ストレスなくぐっすりと十分な時間眠ることが、便秘解消には不可欠です。

便秘の解決方法

1:バランスのとれた食生活を送る

便秘に効果的なのは、食物繊維を豊富に含む食べ物です。

食物繊維には「水溶性食物繊維」と「不溶性食物繊維」とい2種類があるのをご存知でしょうか。

この2種類の食物繊維は、腸内環境を整えて便秘を解消する大きな手助けをします。

1種類だけではなく、2種類ともバランスよく摂ることで、より大きな便秘を解消する効果を期待できます。

それぞれの食物繊維について、具体的に説明します。

まずは、水溶性食物繊維は、腸内の適量の水分を維持する役割を果たし、海草類やこんにゃくなどに多く含まれています。

一方、不溶性食物繊維は、腸を刺激して排便の手助けとなる蠕動運動を促進し、きのこや玄米類に多く含まれています。

さらに、両方の食物繊維をバランスよく含む食べ物としては、ゴボウや納豆が挙げられます。
これらの食べ物を積極的に摂取しましょう。

2:十分な水分を摂る

便秘に悩む人は、知らず知らずのうちに水分が不足していることが多々あります。

1日に1.5~2L以上の水分を毎日摂るように心がけるだけで、便秘の状態がたいへん軽減される可能性があります。

しかしながら、注意すべきことがあります。

水分を摂るときに、お茶やコーヒーといったカフェインを含むものは利尿作用が高く、効果が十分に現れないおそれがあります。

ノンカフェインの飲料やミネラルウォーターを選ぶようにしてください。

3:適度な運動を習慣化する

便を排出するには、腹筋が必要不可欠です。

運動不足で筋力が衰えると、便を自力で排出する力が出ないこともあります。

義務のように考えるとストレスがたまるので、気が向いたときや暇なときにでも、腕立て伏せや腹筋などの筋力トレーニングをしてみましょう。

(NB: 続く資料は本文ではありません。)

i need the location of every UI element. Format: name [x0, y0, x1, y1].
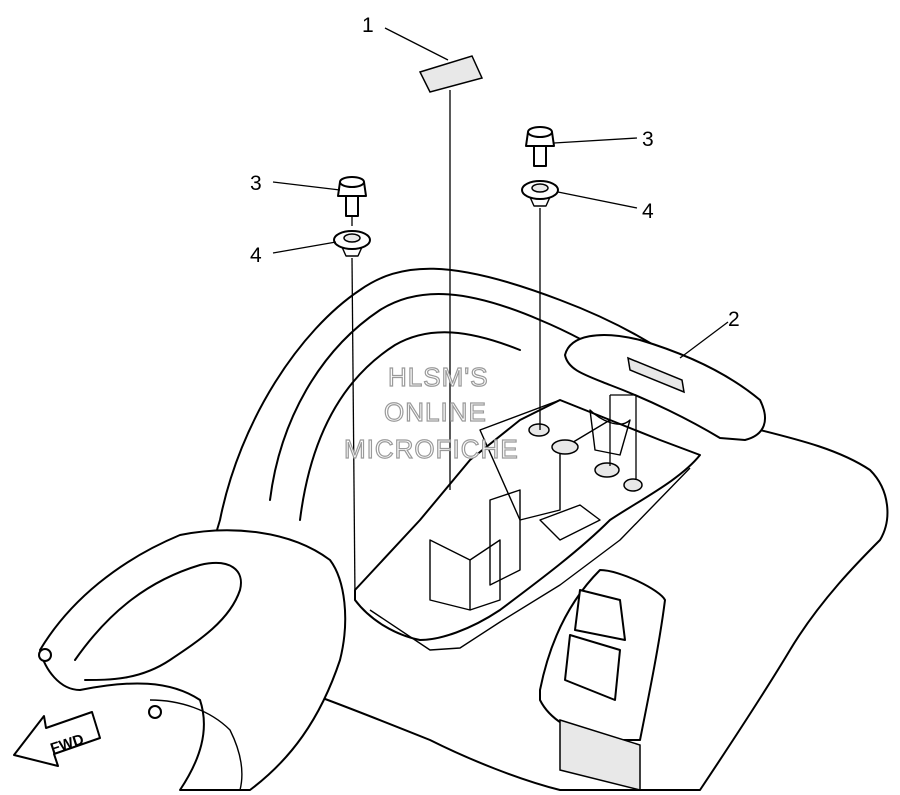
bolt-right	[525, 126, 555, 167]
label-sticker	[418, 55, 484, 490]
washer-left	[333, 230, 371, 599]
watermark-line-1: HLSM'S	[388, 362, 489, 392]
callout-4-left: 4	[250, 244, 262, 267]
callout-3-right: 3	[642, 128, 654, 151]
washer-right	[521, 180, 559, 430]
callout-4-right: 4	[642, 200, 654, 223]
rear-fender	[38, 267, 889, 791]
watermark: HLSM'S ONLINE MICROFICHE	[343, 361, 519, 464]
callout-3-left: 3	[250, 172, 262, 195]
bolt-left	[337, 176, 367, 226]
watermark-line-2: ONLINE	[384, 397, 487, 427]
callout-1: 1	[362, 14, 374, 37]
callout-2: 2	[728, 308, 740, 331]
watermark-line-3: MICROFICHE	[344, 434, 519, 464]
fwd-arrow-icon: FWD	[13, 711, 101, 767]
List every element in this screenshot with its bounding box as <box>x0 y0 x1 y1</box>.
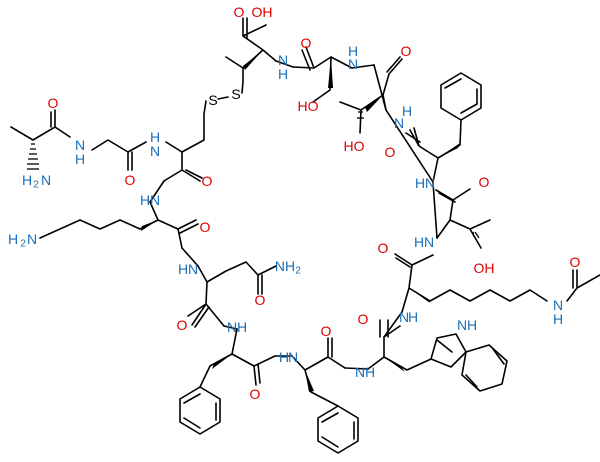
cys2-stereo-wedge <box>243 50 263 70</box>
phe3-carbonyl-o-label: O <box>321 323 332 339</box>
ala-amine-h-label: H <box>22 172 32 188</box>
phe1-ring <box>440 72 482 121</box>
lys1-carbonyl-o-label: O <box>200 219 211 235</box>
asn-amide-o-label: O <box>255 292 266 308</box>
asn-amide-nh-label: NH <box>275 258 295 274</box>
lys2-bonds <box>394 253 548 313</box>
lys2-stereo-wedge <box>409 288 430 303</box>
lys1-amine-subscript: 2 <box>20 239 26 250</box>
ser-hydroxyl-label: HO <box>298 98 319 114</box>
thr1-carbonyl-o-label: O <box>401 43 412 59</box>
indole-n-label: N <box>457 317 467 333</box>
ala-amine-subscript: 2 <box>33 180 39 191</box>
ser-stereo-wedge <box>328 57 333 88</box>
ala-carbonyl-o-label: O <box>48 95 59 111</box>
asn-nh-n-label: N <box>188 261 198 277</box>
ser-bonds <box>292 46 375 103</box>
indole-benzene <box>461 344 508 392</box>
phe3-nh-h-label: H <box>279 349 289 365</box>
acetyl-h-label: H <box>553 311 563 327</box>
carboxyl-oh-label: OH <box>252 4 273 20</box>
backbone-closures <box>149 60 438 370</box>
phe1-nh-n-label: N <box>425 175 435 191</box>
atom-labels: OH O S S N H O H N HO O HO H N O H N O O… <box>8 4 581 402</box>
acetyl-bonds <box>566 269 600 302</box>
thr2-carbonyl-o-label: O <box>479 174 490 190</box>
phe3-ring <box>317 405 359 454</box>
indole-double <box>436 339 505 388</box>
lys1-amine-h-label: H <box>8 231 18 247</box>
phe3-ring-double <box>321 412 355 448</box>
lys1-nh-n-label: N <box>150 192 160 208</box>
thr1-stereo-wedge <box>365 95 383 112</box>
phe1-bonds <box>405 119 462 183</box>
thr2-nh-h-label: H <box>414 234 424 250</box>
phe2-carbonyl-o-label: O <box>250 386 261 402</box>
gly-carbonyl-o-label: O <box>125 172 136 188</box>
carboxyl-o-label: O <box>234 4 245 20</box>
cys1-carbonyl-o-label: O <box>202 173 213 189</box>
lys1-bonds <box>39 201 199 249</box>
ala-amine-n-label: N <box>41 172 51 188</box>
phe3-nh-n-label: N <box>288 349 298 365</box>
phe3-stereo-wedge <box>305 370 314 392</box>
thr1-hydroxyl-label: HO <box>344 138 365 154</box>
phe1-ring-double <box>444 78 478 114</box>
ser-nh-n-label: N <box>348 56 358 72</box>
cys1-nh-h-label: H <box>150 129 160 145</box>
phe1-carbonyl-o-label: O <box>385 144 396 160</box>
cys2-nh-n-label: N <box>278 52 288 68</box>
cys2-nh-h-label: H <box>278 66 288 82</box>
gly-nh-n-label: N <box>75 137 85 153</box>
phe2-ring <box>179 386 221 435</box>
acetyl-o-label: O <box>570 254 581 270</box>
thr2-stereo-hash <box>472 231 480 239</box>
acetyl-n-label: N <box>553 297 563 313</box>
thr1-nh-h-label: H <box>402 103 412 119</box>
phe2-stereo-wedge <box>212 354 232 369</box>
ala-stereo-hash <box>27 143 39 170</box>
thr2-nh-n-label: N <box>424 234 434 250</box>
indole-pyrrole <box>430 333 467 368</box>
lys1-stereo-wedge <box>141 220 158 231</box>
lys1-amine-n-label: N <box>27 231 37 247</box>
thr1-stereo-hash <box>357 111 364 119</box>
phe3-bonds <box>291 337 346 407</box>
thr2-hydroxyl-label: OH <box>474 260 495 276</box>
asn-amide-subscript: 2 <box>295 266 301 277</box>
sulfur-1-label: S <box>208 92 217 108</box>
phe2-nh-h-label: H <box>237 319 247 335</box>
gly-nh-h-label: H <box>75 151 85 167</box>
cys2-bonds <box>242 17 277 69</box>
sulfur-2-label: S <box>231 86 240 102</box>
lys2-nh-h-label: H <box>408 309 418 325</box>
phe1-stereo-wedge <box>438 143 460 158</box>
trp-bonds <box>367 319 432 371</box>
cys1-nh-n-label: N <box>150 143 160 159</box>
phe1-nh-h-label: H <box>415 175 425 191</box>
lys2-carbonyl-o-label: O <box>378 240 389 256</box>
cys1-disulfide-bonds <box>163 56 244 182</box>
trp-nh-h-label: H <box>365 364 375 380</box>
bond-skeleton <box>10 17 600 454</box>
phe2-bonds <box>199 328 276 388</box>
ser-nh-h-label: H <box>348 43 358 59</box>
lys2-nh-n-label: N <box>399 309 409 325</box>
thr1-nh-n-label: N <box>394 115 404 131</box>
phe2-ring-double <box>183 393 217 429</box>
trp-stereo-wedge <box>384 357 405 372</box>
trp-carbonyl-o-label: O <box>358 311 369 327</box>
indole-h-label: H <box>467 317 477 333</box>
asn-carbonyl-o-label: O <box>177 317 188 333</box>
asn-bonds <box>187 261 277 328</box>
asn-nh-h-label: H <box>178 261 188 277</box>
ser-carbonyl-o-label: O <box>301 35 312 51</box>
ala-gly-bonds <box>10 109 147 171</box>
trp-nh-n-label: N <box>355 364 365 380</box>
thr2-bonds <box>435 188 491 249</box>
phe2-nh-n-label: N <box>227 319 237 335</box>
lys1-nh-h-label: H <box>140 192 150 208</box>
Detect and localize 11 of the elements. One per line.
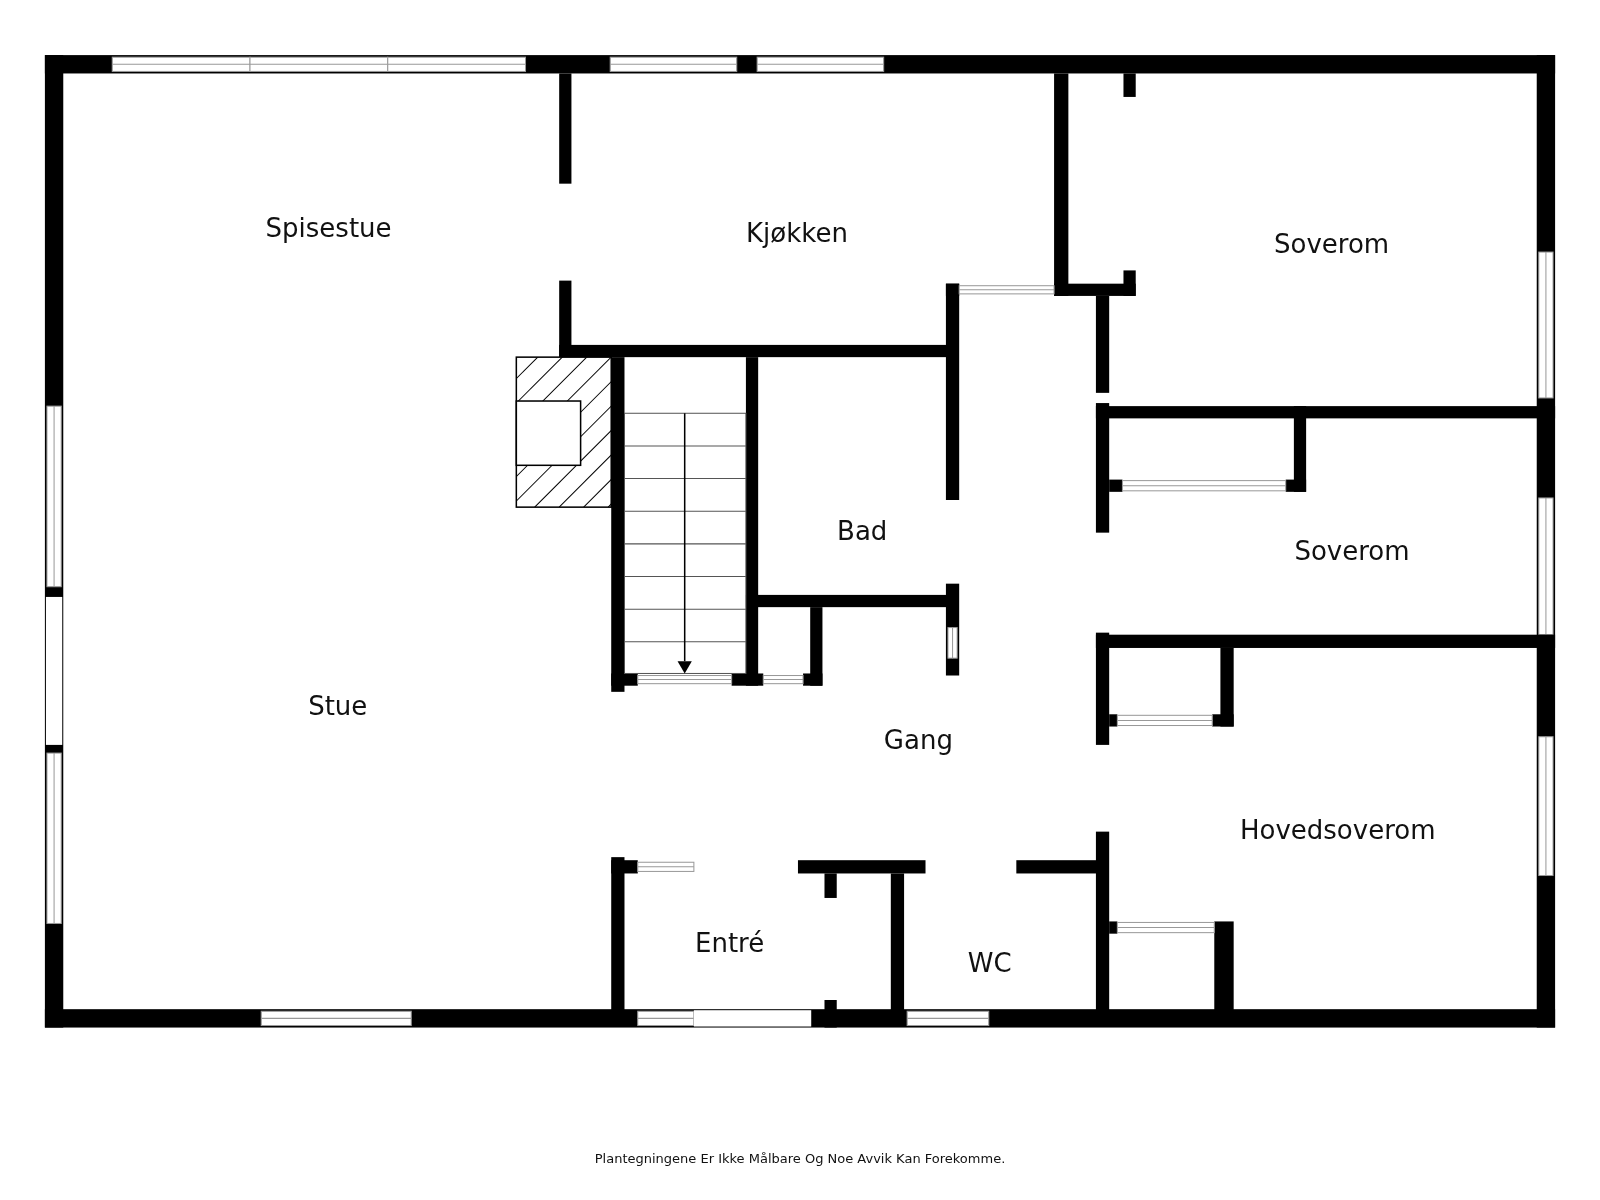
room-label: Kjøkken bbox=[746, 217, 848, 248]
room-label: Spisestue bbox=[265, 212, 392, 243]
room-label: Entré bbox=[694, 927, 765, 958]
room-label: Soverom bbox=[1274, 228, 1390, 259]
disclaimer-note: Plantegningene Er Ikke Målbare Og Noe Avvik Kan Forekomme. bbox=[594, 1150, 1006, 1166]
room-label: Soverom bbox=[1294, 536, 1410, 566]
room-label: Hovedsoverom bbox=[1240, 814, 1436, 845]
room-label: Stue bbox=[308, 691, 368, 722]
room-label: WC bbox=[967, 948, 1012, 979]
room-label: Gang bbox=[883, 724, 953, 755]
room-label: Bad bbox=[837, 515, 888, 546]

職場の最寄り駅より一駅前から毎朝歩くなどでも十分です。
ウォーキングなどの有酸素運動は腸を刺激して、自然な便意を促す作用が期待できます。

4:質の良い睡眠を十分な時間とる

便は睡眠中に作られます。

十分に便が作られる時間を確保するためにも、最低でも6時間はぐっすり眠るようにしましょう。

また、質の良い睡眠をとることでリラックスして自律神経も安定するので、便の排出と深い関係のある副交感神経がうまく働くようになります。